Akhmedova SH. M
Termez state University
Using tasks and activities as the basis for language learning by young learners can help create a learning-centered environment. The key features of tasks for young learners have been summarized by Cameron (2001: 31). She writes that classroom tasks for children learning a foreign language:
• have coherence and unity for learners (from topic, activity and/or outcome)
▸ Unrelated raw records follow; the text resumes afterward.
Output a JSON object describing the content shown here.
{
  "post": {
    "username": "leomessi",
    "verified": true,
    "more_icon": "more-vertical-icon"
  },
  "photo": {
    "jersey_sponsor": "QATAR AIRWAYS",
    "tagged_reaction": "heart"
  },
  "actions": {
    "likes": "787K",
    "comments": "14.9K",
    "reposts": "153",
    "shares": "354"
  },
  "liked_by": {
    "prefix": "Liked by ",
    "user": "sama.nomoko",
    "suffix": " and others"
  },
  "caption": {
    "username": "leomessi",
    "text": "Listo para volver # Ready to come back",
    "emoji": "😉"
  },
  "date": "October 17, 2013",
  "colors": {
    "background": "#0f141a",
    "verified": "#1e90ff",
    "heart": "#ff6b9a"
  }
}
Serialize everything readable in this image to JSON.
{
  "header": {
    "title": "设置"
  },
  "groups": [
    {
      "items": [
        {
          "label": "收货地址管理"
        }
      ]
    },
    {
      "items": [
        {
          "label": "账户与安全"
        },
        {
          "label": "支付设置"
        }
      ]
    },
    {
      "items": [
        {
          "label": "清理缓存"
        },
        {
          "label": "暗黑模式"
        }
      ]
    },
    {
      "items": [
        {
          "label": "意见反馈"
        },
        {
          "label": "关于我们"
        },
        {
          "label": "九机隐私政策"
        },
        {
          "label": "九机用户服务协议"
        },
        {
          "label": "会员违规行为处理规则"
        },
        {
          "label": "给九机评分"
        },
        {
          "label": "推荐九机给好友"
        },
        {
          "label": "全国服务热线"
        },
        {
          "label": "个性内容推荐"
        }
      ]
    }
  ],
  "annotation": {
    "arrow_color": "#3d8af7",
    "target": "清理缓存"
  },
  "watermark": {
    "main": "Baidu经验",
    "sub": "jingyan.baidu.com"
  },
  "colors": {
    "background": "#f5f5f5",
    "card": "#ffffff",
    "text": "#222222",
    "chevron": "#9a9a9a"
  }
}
• have meaning and purpose for learners
• have clear language learning goals
• have a beginning and end
• involve the learners actively
According to Cameron (2001: 32), the ‘core activity’ is central to the task and is set up through its language learning goals. Preparation activities help prepare learners to successfully complete the core activity, and may include the activation of key vocabulary. The ‘follow up’ builds on the successfully completed core activity and might involve an oral performance or written work based on language used in the core. As one task leads to another, the follow up of one task may be, or lead into, the preparation stage of the next. The advantage of this framework is that when implemented with clear language learning goals it provides the appropriate dynamic relationship between demands on learners and support for learning, creating an environment in which learning can occur. Having established my preferred teaching approach I am now able to consider how to evaluate the ability of teaching materials to meet its demands. Activities Reflecting the PPP-based approach, the activities in the Let’s Go 1 textbook are designed for learners to practice or review language that has already been presented.
There is an appropriate balance of activity types and sufficient scope for individual, pair and group work. The activities allow for some individual creativity, but overall reflect the grammatical/structural approach taken as output is restricted to producing forms which have been specified in advance. While many activities are sufficiently challenging and engaging for young learners, some appear to be of little interest to six- or seven-year old learners. For example, an interview activity where learners repeatedly ask each other ‘Do you like ___?’ questions about pre-selected animals can, without adaptation, quickly descend into an almost robotic race to the finish. Such activities, as presented, do not engage the learners’ interest or provide a sufficient linguistic or cognitive challenge. However, it is possible to adapt materials such as the flashcards, which come in small and large sizes, for use in more interesting and challenging activities.